In the medieval manuscripts I am most familiar with (English ones of the ninth to twelfth centuries), e caudata clearly shows its affinity with the ligature æ. In the work of the eleventh-century Canterbury scribe Eadui Basan, for example, it generally takes one of these forms:
That is, the cauda generally attaches to the e somewhere in the southwest quadrant. In some manuscripts it attaches at the bottom of the e, as in London, British Library, Harley 3707, a late 12th-century French manuscript of Baudri de Bourgueil's Historia Hierosolymitana:
However, I have never seen the cauda attach to the "end of the 'e' stroke," as Adam says, in a manuscript. I should like to see evidence that a "right-aligned" ogonek is, as Adam claims, "standard medieval practice."
In printed Latin texts, e caudata is fairly elusive, since many editors (or printers) transcribe it as æ, ae or simply e. I have not found it, for example, in the book whose roman face Junicode is based on, George Hickes, Linguarum Vett. Septentrionalium Thesaurus (Oxford, 1703-05). Here is one example from another English book, Franciscus Junius, Sacrorum parallelorum libri tres, 2nd ed. (London, 1588), p. 182:
Certainly the cauda seems to have trended rightward here, though not as far right as in Garamond's matrices.
In modern editions of Latin and early English texts, the cauda is often omitted, or e caudata is transcribed as ae. In editions I have seen that retain the cauda, it generally attaches to the bottom of the e, as in these examples:
Bernhard Fehr, ed., Die hirtenbriefe Ælfrics in altenglischer und lateinischer fassung (Hamburg: Grand, 1914), p. 64 |
E.V.K. Dobbie, ed., Beowulf and Judith (New York: Columbia UP, 1953), p. 66 |
A. Campbell, ed., Charters of Rochester (London: Oxford UP, 1973), p. 22 |
And finally an italic example: Celia Sisam and Kenneth Sisam, ed., The Salisbury Psalter (London: Oxford UP, 1959), p. 256 |
I do not take Garamond's example lightly; but though he is a giant in the history of type design, he is, finally, one practitioner of the art. Adam cites no others. For my part, I have been reading medieval manuscripts and modern editions of medieval texts for many years, and I can plausibly claim to know something about what medievalists are used to seeing and what they expect in a typeface. Perhaps my experience is too narrow, and the books I know are all badly done. But I have at least demonstrated that it is far from a "myth" that in editions of medieval Latin texts the cauda is commonly attached to the bottom of the e.

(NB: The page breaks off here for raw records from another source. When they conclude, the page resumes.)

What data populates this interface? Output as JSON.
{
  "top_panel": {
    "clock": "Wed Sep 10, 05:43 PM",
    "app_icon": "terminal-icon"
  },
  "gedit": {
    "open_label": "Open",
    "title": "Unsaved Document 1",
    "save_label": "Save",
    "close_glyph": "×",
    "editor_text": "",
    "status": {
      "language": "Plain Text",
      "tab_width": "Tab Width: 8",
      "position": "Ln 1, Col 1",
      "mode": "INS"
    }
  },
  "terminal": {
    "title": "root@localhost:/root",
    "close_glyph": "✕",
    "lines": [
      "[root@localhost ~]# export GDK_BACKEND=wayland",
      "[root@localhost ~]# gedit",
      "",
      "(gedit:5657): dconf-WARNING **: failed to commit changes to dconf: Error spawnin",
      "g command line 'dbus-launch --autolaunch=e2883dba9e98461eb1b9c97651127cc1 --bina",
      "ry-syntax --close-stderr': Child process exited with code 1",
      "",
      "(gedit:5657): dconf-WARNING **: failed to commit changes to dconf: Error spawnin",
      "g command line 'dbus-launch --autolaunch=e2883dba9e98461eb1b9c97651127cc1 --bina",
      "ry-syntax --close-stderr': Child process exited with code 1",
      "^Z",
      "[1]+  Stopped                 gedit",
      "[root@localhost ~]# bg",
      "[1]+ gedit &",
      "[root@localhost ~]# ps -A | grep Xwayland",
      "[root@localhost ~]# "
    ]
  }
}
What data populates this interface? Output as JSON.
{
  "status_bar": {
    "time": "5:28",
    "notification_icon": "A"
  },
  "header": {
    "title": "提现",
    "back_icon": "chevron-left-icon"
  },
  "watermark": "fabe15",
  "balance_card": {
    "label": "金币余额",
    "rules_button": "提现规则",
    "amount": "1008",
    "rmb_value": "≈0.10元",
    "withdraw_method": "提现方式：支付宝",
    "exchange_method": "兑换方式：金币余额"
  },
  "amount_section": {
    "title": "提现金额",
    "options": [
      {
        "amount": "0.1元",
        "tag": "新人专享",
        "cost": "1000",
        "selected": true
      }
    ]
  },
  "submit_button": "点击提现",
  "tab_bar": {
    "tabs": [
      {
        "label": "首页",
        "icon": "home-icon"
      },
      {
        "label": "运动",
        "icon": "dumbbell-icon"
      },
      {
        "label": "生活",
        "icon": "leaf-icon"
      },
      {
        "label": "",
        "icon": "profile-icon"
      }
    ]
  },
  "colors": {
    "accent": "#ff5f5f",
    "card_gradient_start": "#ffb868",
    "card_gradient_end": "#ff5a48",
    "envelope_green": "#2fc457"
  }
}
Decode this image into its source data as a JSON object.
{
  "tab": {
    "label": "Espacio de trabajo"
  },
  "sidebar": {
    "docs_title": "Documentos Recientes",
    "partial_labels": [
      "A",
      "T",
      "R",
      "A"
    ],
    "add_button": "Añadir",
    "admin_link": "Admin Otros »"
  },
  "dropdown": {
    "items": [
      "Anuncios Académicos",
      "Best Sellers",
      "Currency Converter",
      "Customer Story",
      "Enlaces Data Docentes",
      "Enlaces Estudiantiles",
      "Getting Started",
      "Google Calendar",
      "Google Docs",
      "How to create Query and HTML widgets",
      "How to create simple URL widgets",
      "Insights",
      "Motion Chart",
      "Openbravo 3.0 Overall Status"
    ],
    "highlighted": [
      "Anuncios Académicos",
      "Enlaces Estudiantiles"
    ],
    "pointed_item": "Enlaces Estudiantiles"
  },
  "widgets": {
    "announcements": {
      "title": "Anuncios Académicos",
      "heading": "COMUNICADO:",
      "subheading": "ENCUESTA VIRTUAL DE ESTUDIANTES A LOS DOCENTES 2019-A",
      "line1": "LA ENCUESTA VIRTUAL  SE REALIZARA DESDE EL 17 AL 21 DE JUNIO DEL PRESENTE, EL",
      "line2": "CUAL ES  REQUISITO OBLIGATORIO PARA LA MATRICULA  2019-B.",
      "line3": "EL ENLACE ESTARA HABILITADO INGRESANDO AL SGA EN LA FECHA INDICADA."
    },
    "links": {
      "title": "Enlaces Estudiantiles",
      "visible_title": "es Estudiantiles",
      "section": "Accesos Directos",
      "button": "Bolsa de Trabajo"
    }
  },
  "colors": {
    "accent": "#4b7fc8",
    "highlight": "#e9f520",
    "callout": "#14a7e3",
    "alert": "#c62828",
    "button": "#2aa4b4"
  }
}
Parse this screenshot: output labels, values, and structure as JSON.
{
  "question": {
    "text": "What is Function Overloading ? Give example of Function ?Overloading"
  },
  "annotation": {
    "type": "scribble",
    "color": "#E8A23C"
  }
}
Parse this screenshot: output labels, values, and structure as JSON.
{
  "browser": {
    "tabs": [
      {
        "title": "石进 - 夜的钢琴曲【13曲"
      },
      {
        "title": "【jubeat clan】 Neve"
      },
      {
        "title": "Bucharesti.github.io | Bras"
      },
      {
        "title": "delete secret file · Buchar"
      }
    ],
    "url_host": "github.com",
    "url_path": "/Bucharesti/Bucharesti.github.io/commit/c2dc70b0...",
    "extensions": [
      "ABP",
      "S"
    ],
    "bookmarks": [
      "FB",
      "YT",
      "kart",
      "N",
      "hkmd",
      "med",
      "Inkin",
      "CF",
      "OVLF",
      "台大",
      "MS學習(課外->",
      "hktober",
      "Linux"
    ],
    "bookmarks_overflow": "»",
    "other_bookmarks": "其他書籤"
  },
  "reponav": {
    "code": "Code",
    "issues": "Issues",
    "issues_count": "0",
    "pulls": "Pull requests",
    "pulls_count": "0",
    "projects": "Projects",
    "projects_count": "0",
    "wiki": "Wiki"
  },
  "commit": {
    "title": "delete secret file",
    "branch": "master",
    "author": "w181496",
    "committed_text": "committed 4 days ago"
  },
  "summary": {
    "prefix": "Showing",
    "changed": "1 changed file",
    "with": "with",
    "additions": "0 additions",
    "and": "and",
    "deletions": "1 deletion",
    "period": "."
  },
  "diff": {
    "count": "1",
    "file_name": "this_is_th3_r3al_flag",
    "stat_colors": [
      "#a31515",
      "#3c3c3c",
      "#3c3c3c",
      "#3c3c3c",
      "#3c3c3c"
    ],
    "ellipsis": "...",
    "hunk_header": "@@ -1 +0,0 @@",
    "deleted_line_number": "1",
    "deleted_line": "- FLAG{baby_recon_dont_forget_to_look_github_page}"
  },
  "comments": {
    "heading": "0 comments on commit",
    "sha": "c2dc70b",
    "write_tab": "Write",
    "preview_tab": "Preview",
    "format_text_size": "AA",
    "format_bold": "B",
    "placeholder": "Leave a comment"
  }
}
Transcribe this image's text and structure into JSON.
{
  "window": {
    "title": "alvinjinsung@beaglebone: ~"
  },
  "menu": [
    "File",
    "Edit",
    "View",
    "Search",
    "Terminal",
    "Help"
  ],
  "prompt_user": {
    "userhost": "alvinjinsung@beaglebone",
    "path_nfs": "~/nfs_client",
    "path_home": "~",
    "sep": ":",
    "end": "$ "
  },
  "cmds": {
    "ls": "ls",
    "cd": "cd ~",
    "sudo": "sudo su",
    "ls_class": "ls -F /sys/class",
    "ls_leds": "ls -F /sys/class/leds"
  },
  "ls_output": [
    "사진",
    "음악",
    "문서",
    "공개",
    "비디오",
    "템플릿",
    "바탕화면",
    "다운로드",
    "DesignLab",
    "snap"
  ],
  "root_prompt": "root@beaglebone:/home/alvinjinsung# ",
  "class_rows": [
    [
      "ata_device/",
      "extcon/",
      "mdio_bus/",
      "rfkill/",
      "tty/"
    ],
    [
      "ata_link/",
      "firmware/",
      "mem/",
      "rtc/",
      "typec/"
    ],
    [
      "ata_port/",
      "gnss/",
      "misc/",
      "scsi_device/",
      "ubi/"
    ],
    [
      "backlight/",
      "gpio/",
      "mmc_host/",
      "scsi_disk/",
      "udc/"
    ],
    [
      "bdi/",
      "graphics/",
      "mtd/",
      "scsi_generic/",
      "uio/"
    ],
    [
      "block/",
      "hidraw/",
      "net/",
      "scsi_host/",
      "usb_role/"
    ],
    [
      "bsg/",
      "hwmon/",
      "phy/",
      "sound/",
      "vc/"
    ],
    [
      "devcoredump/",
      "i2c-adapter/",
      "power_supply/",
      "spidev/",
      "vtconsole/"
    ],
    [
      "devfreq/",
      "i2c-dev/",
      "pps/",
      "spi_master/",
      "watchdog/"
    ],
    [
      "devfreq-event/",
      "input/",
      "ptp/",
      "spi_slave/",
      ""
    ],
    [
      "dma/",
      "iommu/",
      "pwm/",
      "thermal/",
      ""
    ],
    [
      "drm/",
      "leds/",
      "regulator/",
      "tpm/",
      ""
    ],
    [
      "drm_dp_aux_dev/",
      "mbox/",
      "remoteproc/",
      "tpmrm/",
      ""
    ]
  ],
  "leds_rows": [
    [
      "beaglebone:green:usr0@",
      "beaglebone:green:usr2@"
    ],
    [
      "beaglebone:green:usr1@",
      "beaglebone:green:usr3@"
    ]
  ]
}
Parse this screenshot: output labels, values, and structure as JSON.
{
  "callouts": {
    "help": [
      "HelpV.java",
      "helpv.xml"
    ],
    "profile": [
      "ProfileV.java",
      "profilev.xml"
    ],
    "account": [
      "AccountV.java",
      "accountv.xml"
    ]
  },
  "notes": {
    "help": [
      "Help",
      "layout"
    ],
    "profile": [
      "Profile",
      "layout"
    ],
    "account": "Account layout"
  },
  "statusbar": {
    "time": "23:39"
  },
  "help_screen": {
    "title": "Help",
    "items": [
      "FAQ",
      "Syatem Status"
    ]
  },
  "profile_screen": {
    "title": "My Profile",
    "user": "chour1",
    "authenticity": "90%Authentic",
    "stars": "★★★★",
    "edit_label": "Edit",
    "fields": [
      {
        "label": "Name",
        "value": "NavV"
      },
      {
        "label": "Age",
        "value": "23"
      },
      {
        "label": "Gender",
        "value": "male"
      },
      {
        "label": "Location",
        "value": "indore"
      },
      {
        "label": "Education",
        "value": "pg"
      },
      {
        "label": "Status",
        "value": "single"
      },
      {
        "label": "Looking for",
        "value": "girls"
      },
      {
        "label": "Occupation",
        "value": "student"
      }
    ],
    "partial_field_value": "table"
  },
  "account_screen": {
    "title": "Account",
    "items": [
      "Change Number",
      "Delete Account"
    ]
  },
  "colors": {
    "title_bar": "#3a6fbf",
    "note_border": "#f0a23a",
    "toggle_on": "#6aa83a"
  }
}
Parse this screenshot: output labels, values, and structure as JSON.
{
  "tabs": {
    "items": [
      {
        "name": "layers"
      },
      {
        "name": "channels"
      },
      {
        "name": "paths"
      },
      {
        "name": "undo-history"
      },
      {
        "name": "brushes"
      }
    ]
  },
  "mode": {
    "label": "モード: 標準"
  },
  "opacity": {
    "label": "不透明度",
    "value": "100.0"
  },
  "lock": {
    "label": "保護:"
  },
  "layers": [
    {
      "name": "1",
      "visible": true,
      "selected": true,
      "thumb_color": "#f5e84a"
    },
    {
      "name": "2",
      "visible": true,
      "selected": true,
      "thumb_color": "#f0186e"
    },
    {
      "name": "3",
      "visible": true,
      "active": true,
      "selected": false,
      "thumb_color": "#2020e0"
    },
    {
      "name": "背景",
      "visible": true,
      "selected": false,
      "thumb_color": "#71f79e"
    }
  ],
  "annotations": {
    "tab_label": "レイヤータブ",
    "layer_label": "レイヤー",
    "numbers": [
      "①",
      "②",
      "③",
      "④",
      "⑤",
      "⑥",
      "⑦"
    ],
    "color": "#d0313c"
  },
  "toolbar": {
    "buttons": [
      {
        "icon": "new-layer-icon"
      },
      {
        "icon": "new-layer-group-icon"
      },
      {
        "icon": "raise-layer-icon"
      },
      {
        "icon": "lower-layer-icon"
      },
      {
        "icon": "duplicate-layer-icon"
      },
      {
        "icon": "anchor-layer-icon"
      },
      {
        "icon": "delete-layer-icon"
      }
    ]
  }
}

Perhaps it is time to admit that the Latinate cauda and the ogonek used by Polish and other languages are different beasts. I accept that the ogonek should be aligned right; clearly the cauda can be aligned right as well. But if the ogonek must be aligned right while the cauda is free to wander around the bottom of the base character, then perhaps the cauda should have its own code point. Anyone care to join a proposal to the Unicode Consortium?